En términos simples: no es que los perros “amen el EDM” como concepto cultural, pero sí pueden responder positivamente a los mismos elementos que lo definen.

Ritmo, repetición y tempo: las claves

Investigaciones posteriores sobre percepción auditiva en perros indican que el ritmo constante y la ausencia de cambios bruscos ayudan a generar un estado más relajado. Cuando el sonido mantiene una estructura uniforme, el sistema nervioso del animal no entra en alerta.

Eso explica por qué algunos géneros con tempo estable pueden funcionar mejor que otros.

Y ahí es donde la electrónica entra en la conversación.

Subgéneros como ambient, downtempo o incluso ciertas variantes de house tienen patrones rítmicos constantes, capas progresivas y menos cambios abruptos que otros estilos musicales. Esas cualidades pueden generar un entorno sonoro más predecible para el perro.

No toda la electrónica funciona igual

También es importante entender el otro lado.

No toda la música electrónica tiene ese efecto. Estilos con drops intensos, cambios bruscos de energía o volúmenes altos pueden generar estimulación en lugar de relajación.
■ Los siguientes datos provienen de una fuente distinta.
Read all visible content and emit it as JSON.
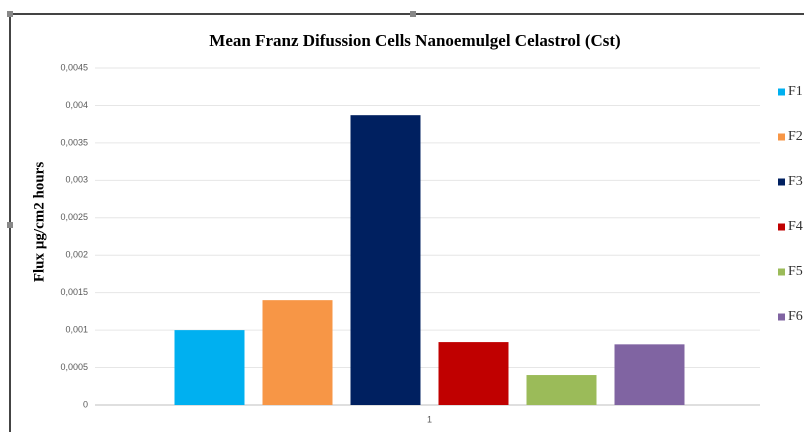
{
  "chart_data": {
    "type": "bar",
    "title": "Mean Franz Difussion Cells Nanoemulgel Celastrol (Cst)",
    "y_label": "Flux µg/cm2 hours",
    "categories": [
      "1"
    ],
    "series": [
      {
        "name": "F1",
        "color": "#00b0f0",
        "values": [
          0.001
        ]
      },
      {
        "name": "F2",
        "color": "#f79646",
        "values": [
          0.0014
        ]
      },
      {
        "name": "F3",
        "color": "#002060",
        "values": [
          0.00387
        ]
      },
      {
        "name": "F4",
        "color": "#c00000",
        "values": [
          0.00084
        ]
      },
      {
        "name": "F5",
        "color": "#9bbb59",
        "values": [
          0.0004
        ]
      },
      {
        "name": "F6",
        "color": "#8064a2",
        "values": [
          0.00081
        ]
      }
    ],
    "ylim": [
      0,
      0.0045
    ],
    "yticks": [
      0,
      {
        "value": 0.0005,
        "label": "0,0005"
      },
      {
        "value": 0.001,
        "label": "0,001"
      },
      {
        "value": 0.0015,
        "label": "0,0015"
      },
      {
        "value": 0.002,
        "label": "0,002"
      },
      {
        "value": 0.0025,
        "label": "0,0025"
      },
      {
        "value": 0.003,
        "label": "0,003"
      },
      {
        "value": 0.0035,
        "label": "0,0035"
      },
      {
        "value": 0.004,
        "label": "0,004"
      },
      {
        "value": 0.0045,
        "label": "0,0045"
      }
    ],
    "grid": true,
    "legend": "right"
  }
}
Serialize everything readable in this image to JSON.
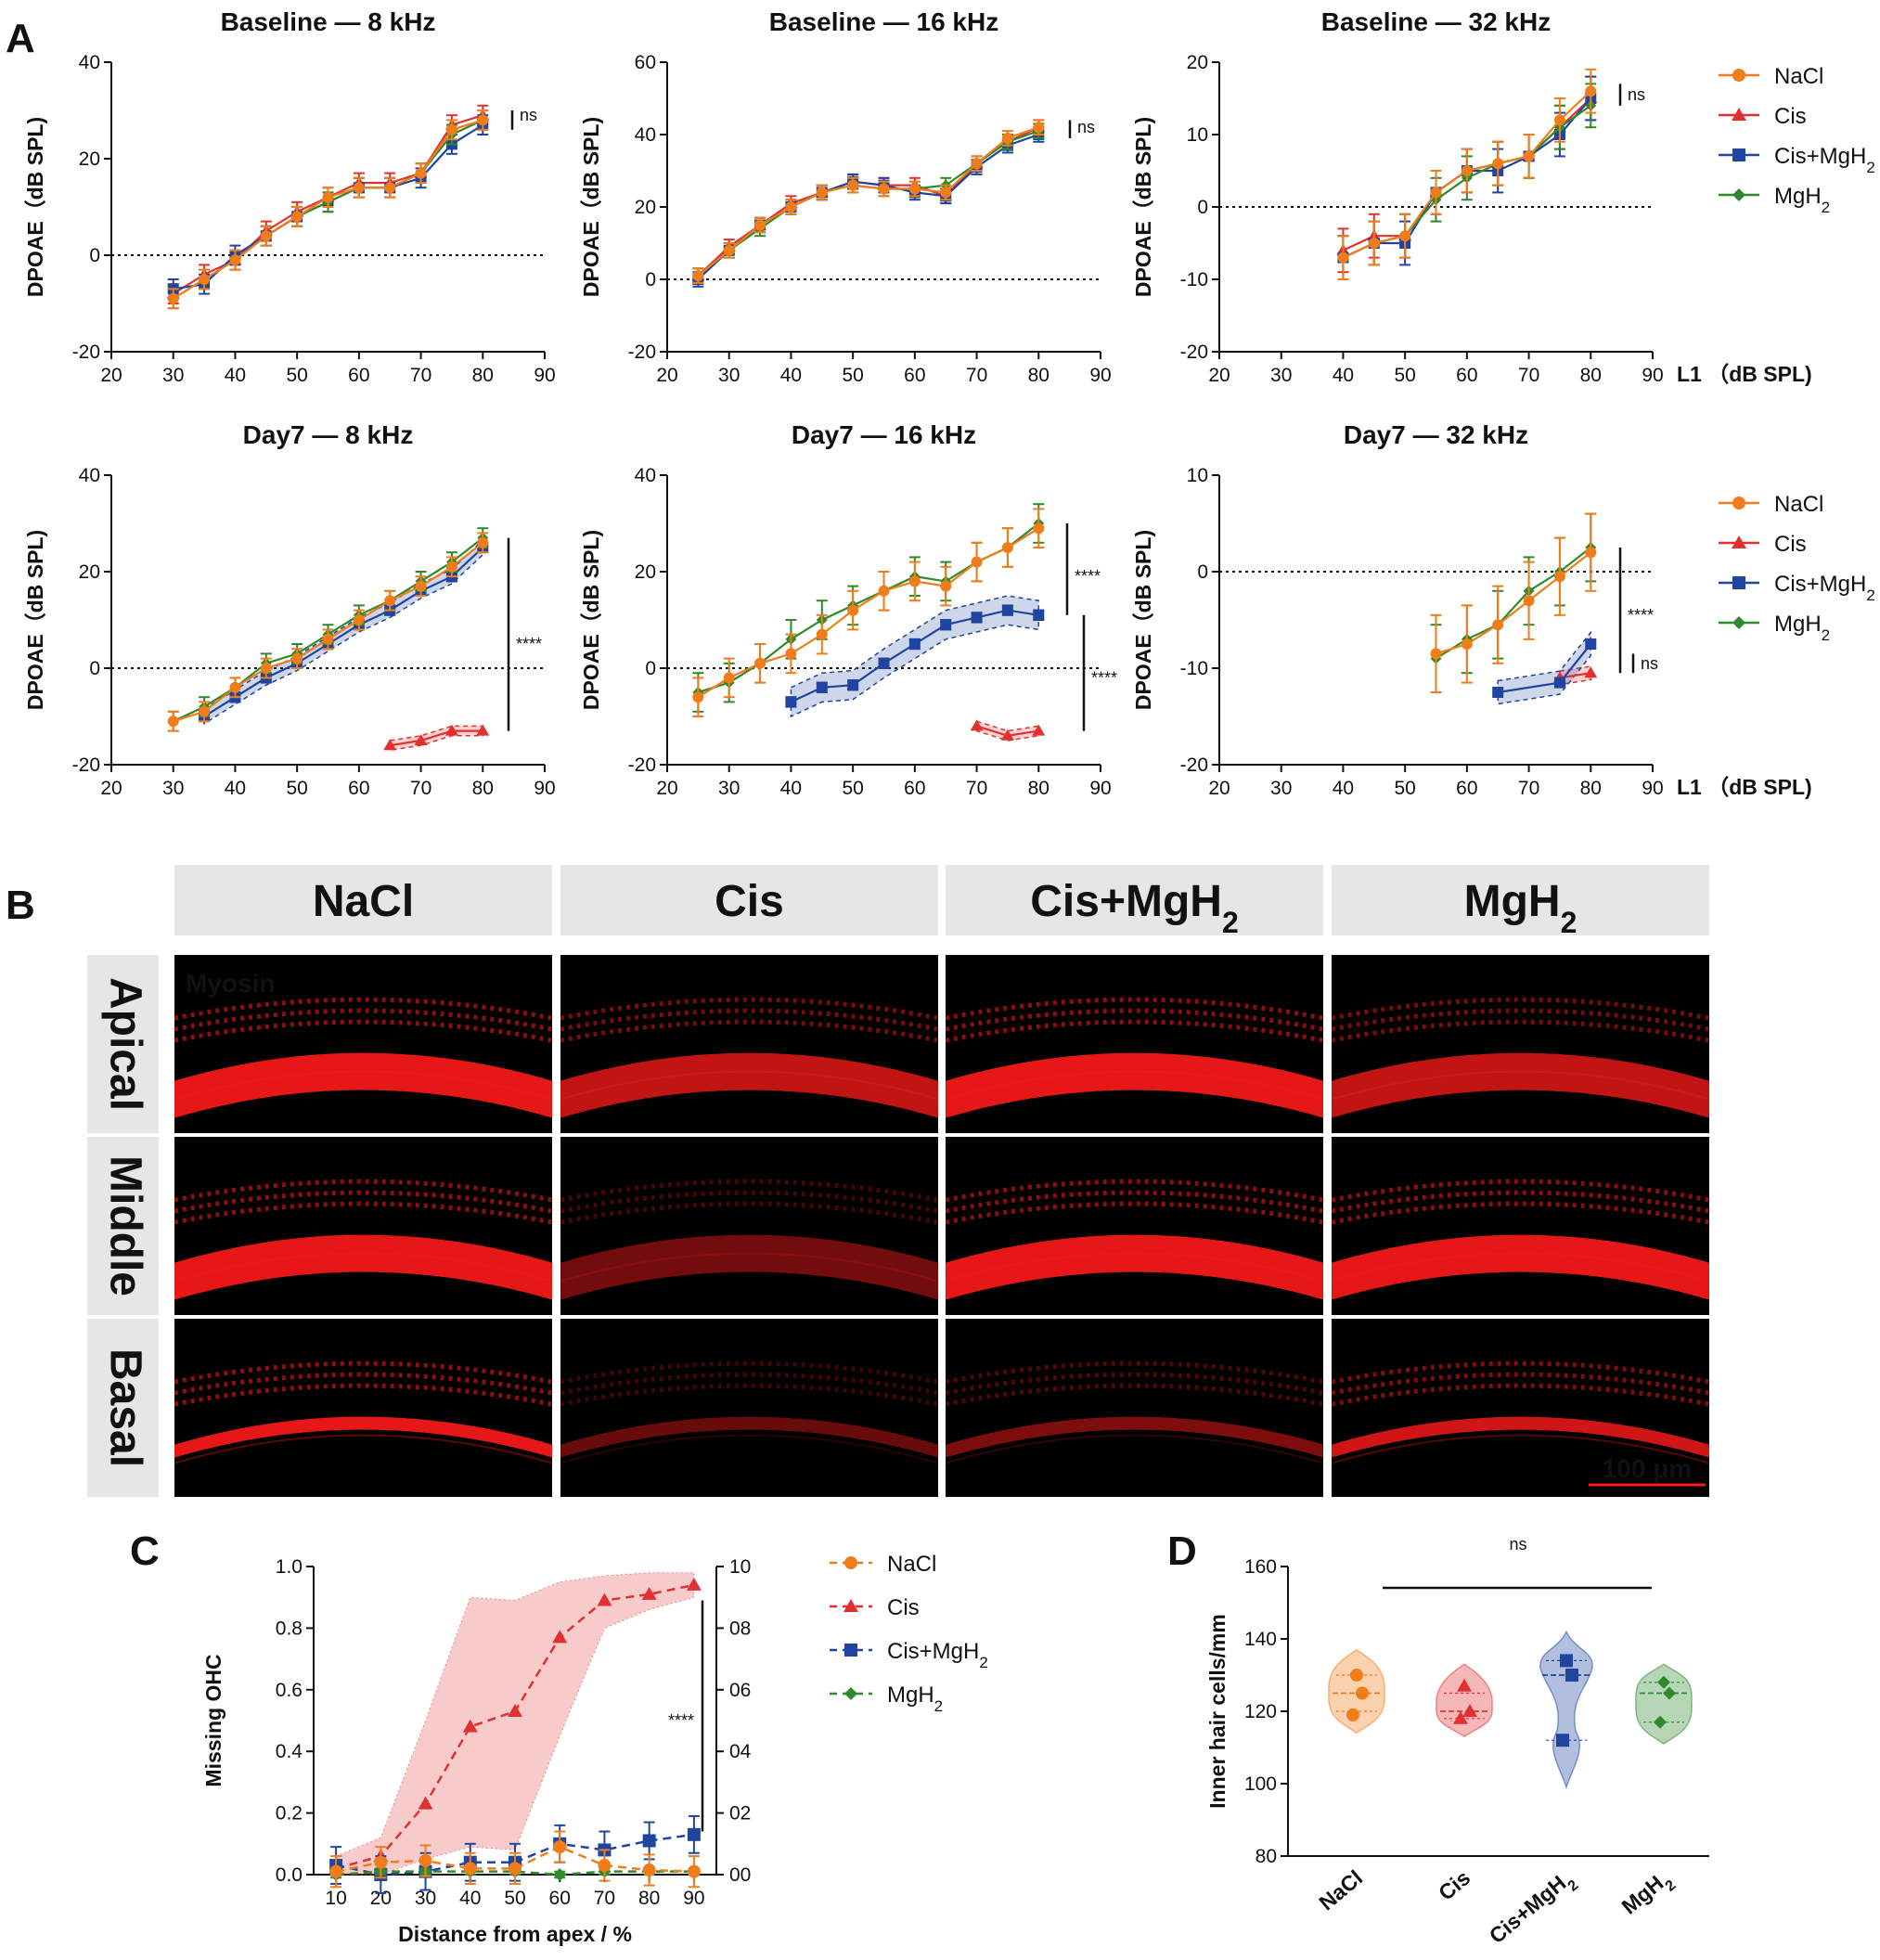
{
  "panel_labels": {
    "a": "A",
    "b": "B",
    "c": "C",
    "d": "D"
  },
  "colors": {
    "NaCl": "#f07d19",
    "Cis": "#e23030",
    "Cis+MgH2": "#1f45a0",
    "MgH2": "#2e8a2c",
    "tissue": "#ff1a1a",
    "tissue_bg": "#000000"
  },
  "legend": {
    "series_main": [
      "NaCl",
      "Cis",
      "Cis+MgH",
      "MgH"
    ],
    "subscript": "2"
  },
  "chart_data": [
    {
      "id": "A_base_8",
      "type": "line",
      "title": "Baseline — 8 kHz",
      "xlabel": "",
      "ylabel": "DPOAE（dB SPL)",
      "xlim": [
        20,
        90
      ],
      "ylim": [
        -20,
        40
      ],
      "xticks": [
        20,
        30,
        40,
        50,
        60,
        70,
        80,
        90
      ],
      "yticks": [
        -20,
        0,
        20,
        40
      ],
      "annotation": "ns",
      "series": [
        {
          "name": "NaCl",
          "x": [
            30,
            35,
            40,
            45,
            50,
            55,
            60,
            65,
            70,
            75,
            80
          ],
          "y": [
            -9,
            -5,
            -1,
            4,
            8,
            12,
            14,
            14,
            17,
            26,
            28
          ],
          "err": 2
        },
        {
          "name": "Cis",
          "x": [
            30,
            35,
            40,
            45,
            50,
            55,
            60,
            65,
            70,
            75,
            80
          ],
          "y": [
            -8,
            -4,
            -1,
            5,
            9,
            12,
            15,
            15,
            17,
            27,
            29
          ],
          "err": 2
        },
        {
          "name": "Cis+MgH2",
          "x": [
            30,
            35,
            40,
            45,
            50,
            55,
            60,
            65,
            70,
            75,
            80
          ],
          "y": [
            -7,
            -6,
            0,
            4,
            8,
            11,
            14,
            14,
            16,
            23,
            27
          ],
          "err": 2
        },
        {
          "name": "MgH2",
          "x": [
            30,
            35,
            40,
            45,
            50,
            55,
            60,
            65,
            70,
            75,
            80
          ],
          "y": [
            -9,
            -5,
            -1,
            4,
            8,
            11,
            14,
            14,
            17,
            25,
            28
          ],
          "err": 2
        }
      ]
    },
    {
      "id": "A_base_16",
      "type": "line",
      "title": "Baseline — 16 kHz",
      "xlabel": "",
      "ylabel": "DPOAE（dB SPL)",
      "xlim": [
        20,
        90
      ],
      "ylim": [
        -20,
        60
      ],
      "xticks": [
        20,
        30,
        40,
        50,
        60,
        70,
        80,
        90
      ],
      "yticks": [
        -20,
        0,
        20,
        40,
        60
      ],
      "annotation": "ns",
      "series": [
        {
          "name": "NaCl",
          "x": [
            25,
            30,
            35,
            40,
            45,
            50,
            55,
            60,
            65,
            70,
            75,
            80
          ],
          "y": [
            1,
            8,
            15,
            20,
            24,
            26,
            25,
            25,
            24,
            32,
            39,
            42
          ],
          "err": 2
        },
        {
          "name": "Cis",
          "x": [
            25,
            30,
            35,
            40,
            45,
            50,
            55,
            60,
            65,
            70,
            75,
            80
          ],
          "y": [
            1,
            9,
            15,
            21,
            24,
            27,
            26,
            26,
            23,
            32,
            38,
            42
          ],
          "err": 2
        },
        {
          "name": "Cis+MgH2",
          "x": [
            25,
            30,
            35,
            40,
            45,
            50,
            55,
            60,
            65,
            70,
            75,
            80
          ],
          "y": [
            0,
            8,
            15,
            20,
            24,
            27,
            26,
            24,
            23,
            31,
            37,
            40
          ],
          "err": 2
        },
        {
          "name": "MgH2",
          "x": [
            25,
            30,
            35,
            40,
            45,
            50,
            55,
            60,
            65,
            70,
            75,
            80
          ],
          "y": [
            1,
            8,
            14,
            20,
            24,
            26,
            25,
            25,
            26,
            32,
            38,
            41
          ],
          "err": 2
        }
      ]
    },
    {
      "id": "A_base_32",
      "type": "line",
      "title": "Baseline — 32 kHz",
      "xlabel": "L1 （dB SPL)",
      "ylabel": "DPOAE（dB SPL)",
      "xlim": [
        20,
        90
      ],
      "ylim": [
        -20,
        20
      ],
      "xticks": [
        20,
        30,
        40,
        50,
        60,
        70,
        80,
        90
      ],
      "yticks": [
        -20,
        -10,
        0,
        10,
        20
      ],
      "annotation": "ns",
      "series": [
        {
          "name": "NaCl",
          "x": [
            40,
            45,
            50,
            55,
            60,
            65,
            70,
            75,
            80
          ],
          "y": [
            -7,
            -5,
            -4,
            2,
            5,
            6,
            7,
            12,
            16
          ],
          "err": 3
        },
        {
          "name": "Cis",
          "x": [
            40,
            45,
            50,
            55,
            60,
            65,
            70,
            75,
            80
          ],
          "y": [
            -6,
            -4,
            -4,
            2,
            5,
            6,
            7,
            11,
            15
          ],
          "err": 3
        },
        {
          "name": "Cis+MgH2",
          "x": [
            40,
            45,
            50,
            55,
            60,
            65,
            70,
            75,
            80
          ],
          "y": [
            -7,
            -5,
            -5,
            2,
            5,
            5,
            7,
            10,
            15
          ],
          "err": 3
        },
        {
          "name": "MgH2",
          "x": [
            40,
            45,
            50,
            55,
            60,
            65,
            70,
            75,
            80
          ],
          "y": [
            -7,
            -5,
            -4,
            1,
            4,
            6,
            7,
            11,
            14
          ],
          "err": 3
        }
      ]
    },
    {
      "id": "A_d7_8",
      "type": "line",
      "title": "Day7 — 8 kHz",
      "xlabel": "",
      "ylabel": "DPOAE（dB SPL)",
      "xlim": [
        20,
        90
      ],
      "ylim": [
        -20,
        40
      ],
      "xticks": [
        20,
        30,
        40,
        50,
        60,
        70,
        80,
        90
      ],
      "yticks": [
        -20,
        0,
        20,
        40
      ],
      "annotation": "****",
      "series": [
        {
          "name": "NaCl",
          "x": [
            30,
            35,
            40,
            45,
            50,
            55,
            60,
            65,
            70,
            75,
            80
          ],
          "y": [
            -11,
            -9,
            -4,
            0,
            2,
            6,
            10,
            14,
            17,
            21,
            26
          ],
          "err": 2
        },
        {
          "name": "Cis",
          "x": [
            65,
            70,
            75,
            80
          ],
          "y": [
            -16,
            -15,
            -13,
            -13
          ],
          "err": 0,
          "band": 1
        },
        {
          "name": "Cis+MgH2",
          "x": [
            35,
            40,
            45,
            50,
            55,
            60,
            65,
            70,
            75,
            80
          ],
          "y": [
            -10,
            -6,
            -2,
            1,
            5,
            9,
            12,
            16,
            19,
            25
          ],
          "err": 1,
          "band": 1.5
        },
        {
          "name": "MgH2",
          "x": [
            30,
            35,
            40,
            45,
            50,
            55,
            60,
            65,
            70,
            75,
            80
          ],
          "y": [
            -11,
            -8,
            -4,
            1,
            3,
            7,
            11,
            14,
            18,
            22,
            27
          ],
          "err": 2
        }
      ]
    },
    {
      "id": "A_d7_16",
      "type": "line",
      "title": "Day7 — 16 kHz",
      "xlabel": "",
      "ylabel": "DPOAE（dB SPL)",
      "xlim": [
        20,
        90
      ],
      "ylim": [
        -20,
        40
      ],
      "xticks": [
        20,
        30,
        40,
        50,
        60,
        70,
        80,
        90
      ],
      "yticks": [
        -20,
        0,
        20,
        40
      ],
      "annotation": "****",
      "annotation2": "****",
      "series": [
        {
          "name": "NaCl",
          "x": [
            25,
            30,
            35,
            40,
            45,
            50,
            55,
            60,
            65,
            70,
            75,
            80
          ],
          "y": [
            -6,
            -2,
            1,
            3,
            7,
            12,
            16,
            18,
            17,
            22,
            25,
            29
          ],
          "err": 4
        },
        {
          "name": "Cis",
          "x": [
            70,
            75,
            80
          ],
          "y": [
            -12,
            -14,
            -13
          ],
          "err": 0,
          "band": 1
        },
        {
          "name": "Cis+MgH2",
          "x": [
            40,
            45,
            50,
            55,
            60,
            65,
            70,
            75,
            80
          ],
          "y": [
            -7,
            -4,
            -3.5,
            1,
            5,
            9,
            10.5,
            12,
            11
          ],
          "err": 1,
          "band": 3
        },
        {
          "name": "MgH2",
          "x": [
            25,
            30,
            35,
            40,
            45,
            50,
            55,
            60,
            65,
            70,
            75,
            80
          ],
          "y": [
            -5,
            -3,
            1,
            6,
            10,
            13,
            16,
            19,
            18,
            22,
            25,
            30
          ],
          "err": 4
        }
      ]
    },
    {
      "id": "A_d7_32",
      "type": "line",
      "title": "Day7 — 32 kHz",
      "xlabel": "L1 （dB SPL)",
      "ylabel": "DPOAE（dB SPL)",
      "xlim": [
        20,
        90
      ],
      "ylim": [
        -20,
        10
      ],
      "xticks": [
        20,
        30,
        40,
        50,
        60,
        70,
        80,
        90
      ],
      "yticks": [
        -20,
        -10,
        0,
        10
      ],
      "annotation": "****",
      "annotation2": "ns",
      "series": [
        {
          "name": "NaCl",
          "x": [
            55,
            60,
            65,
            70,
            75,
            80
          ],
          "y": [
            -8.5,
            -7.5,
            -5.5,
            -3,
            -0.5,
            2
          ],
          "err": 4
        },
        {
          "name": "Cis",
          "x": [
            75,
            80
          ],
          "y": [
            -11,
            -10.5
          ],
          "err": 0,
          "band": 0.7
        },
        {
          "name": "Cis+MgH2",
          "x": [
            65,
            75,
            80
          ],
          "y": [
            -12.5,
            -11.5,
            -7.5
          ],
          "err": 0,
          "band": 1.2
        },
        {
          "name": "MgH2",
          "x": [
            55,
            60,
            65,
            70,
            75,
            80
          ],
          "y": [
            -9,
            -7,
            -5.5,
            -2,
            0,
            2.5
          ],
          "err": 3.5
        }
      ]
    },
    {
      "id": "C",
      "type": "line",
      "title": "",
      "xlabel": "Distance from apex / %",
      "ylabel": "Missing OHC",
      "xlim": [
        5,
        95
      ],
      "ylim": [
        0,
        1.0
      ],
      "xticks": [
        10,
        20,
        30,
        40,
        50,
        60,
        70,
        80,
        90
      ],
      "yticks": [
        0.0,
        0.2,
        0.4,
        0.6,
        0.8,
        1.0
      ],
      "ytick_labels": [
        "0.0",
        "0.2",
        "0.4",
        "0.6",
        "0.8",
        "1.0"
      ],
      "y2tick_labels": [
        "00",
        "02",
        "04",
        "06",
        "08",
        "10"
      ],
      "annotation": "****",
      "series": [
        {
          "name": "NaCl",
          "x": [
            10,
            20,
            30,
            40,
            50,
            60,
            70,
            80,
            90
          ],
          "y": [
            0.01,
            0.04,
            0.045,
            0.02,
            0.02,
            0.09,
            0.03,
            0.015,
            0.01
          ],
          "err": 0.05
        },
        {
          "name": "Cis",
          "x": [
            10,
            20,
            30,
            40,
            50,
            60,
            70,
            80,
            90
          ],
          "y": [
            0.02,
            0.06,
            0.23,
            0.48,
            0.53,
            0.77,
            0.89,
            0.91,
            0.94
          ],
          "band_lo": [
            0.0,
            0.0,
            0.05,
            0.09,
            0.08,
            0.45,
            0.8,
            0.86,
            0.9
          ],
          "band_hi": [
            0.06,
            0.12,
            0.5,
            0.9,
            0.89,
            0.95,
            0.97,
            0.98,
            0.98
          ]
        },
        {
          "name": "Cis+MgH2",
          "x": [
            10,
            20,
            30,
            40,
            50,
            60,
            70,
            80,
            90
          ],
          "y": [
            0.03,
            0.0,
            0.01,
            0.04,
            0.04,
            0.1,
            0.08,
            0.11,
            0.13
          ],
          "err": 0.06
        },
        {
          "name": "MgH2",
          "x": [
            10,
            20,
            30,
            40,
            50,
            60,
            70,
            80,
            90
          ],
          "y": [
            0.0,
            0.01,
            0.01,
            0.01,
            0.01,
            0.0,
            0.01,
            0.01,
            0.01
          ],
          "err": 0.01
        }
      ]
    },
    {
      "id": "D",
      "type": "violin",
      "title": "",
      "xlabel": "",
      "ylabel": "Inner hair cells/mm",
      "ylim": [
        80,
        160
      ],
      "yticks": [
        80,
        100,
        120,
        140,
        160
      ],
      "categories": [
        "NaCl",
        "Cis",
        "Cis+MgH",
        "MgH"
      ],
      "annotation": "ns",
      "series": [
        {
          "name": "NaCl",
          "points": [
            130,
            125,
            119
          ],
          "median": 125,
          "q1": 120,
          "q3": 130,
          "min": 114,
          "max": 137
        },
        {
          "name": "Cis",
          "points": [
            127,
            120,
            118
          ],
          "median": 120,
          "q1": 118,
          "q3": 125,
          "min": 113,
          "max": 133
        },
        {
          "name": "Cis+MgH2",
          "points": [
            134,
            130,
            112
          ],
          "median": 130,
          "q1": 112,
          "q3": 134,
          "min": 99,
          "max": 142
        },
        {
          "name": "MgH2",
          "points": [
            128,
            125,
            117
          ],
          "median": 125,
          "q1": 117,
          "q3": 128,
          "min": 111,
          "max": 133
        }
      ]
    }
  ],
  "panel_b": {
    "columns": [
      "NaCl",
      "Cis",
      "Cis+MgH",
      "MgH"
    ],
    "rows": [
      "Apical",
      "Middle",
      "Basal"
    ],
    "stain_label": "Myosin",
    "scale_bar": "100 μm"
  }
}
Para un perro, eso puede traducirse en alerta o incluso estrés.

Por eso, más que el género, lo que importa es cómo está construida la música.

La ciencia apunta a algo más interesante

Más allá de etiquetas como “electrónica” o “rock”, los estudios coinciden en algo: los perros responden a características del sonido, no a categorías musicales humanas.

Eso incluye factores como:

  • estabilidad del ritmo
  • intensidad del volumen
  • rango de frecuencias
  • variación dentro de la pieza

En ese contexto, sí es posible afirmar que ciertas formas de música electrónica pueden tener un efecto positivo en los perros, siempre que mantengan esas condiciones.

Entonces, ¿los perros aman la música electrónica?

No en el sentido en el que lo entendemos nosotros.

Pero sí hay evidencia suficiente para decir que algunos de los elementos centrales de la música electrónica pueden ayudar a calmarlos.

Y eso abre una idea interesante: la relación entre animales y sonido no está tan lejos de cómo los humanos experimentan la música.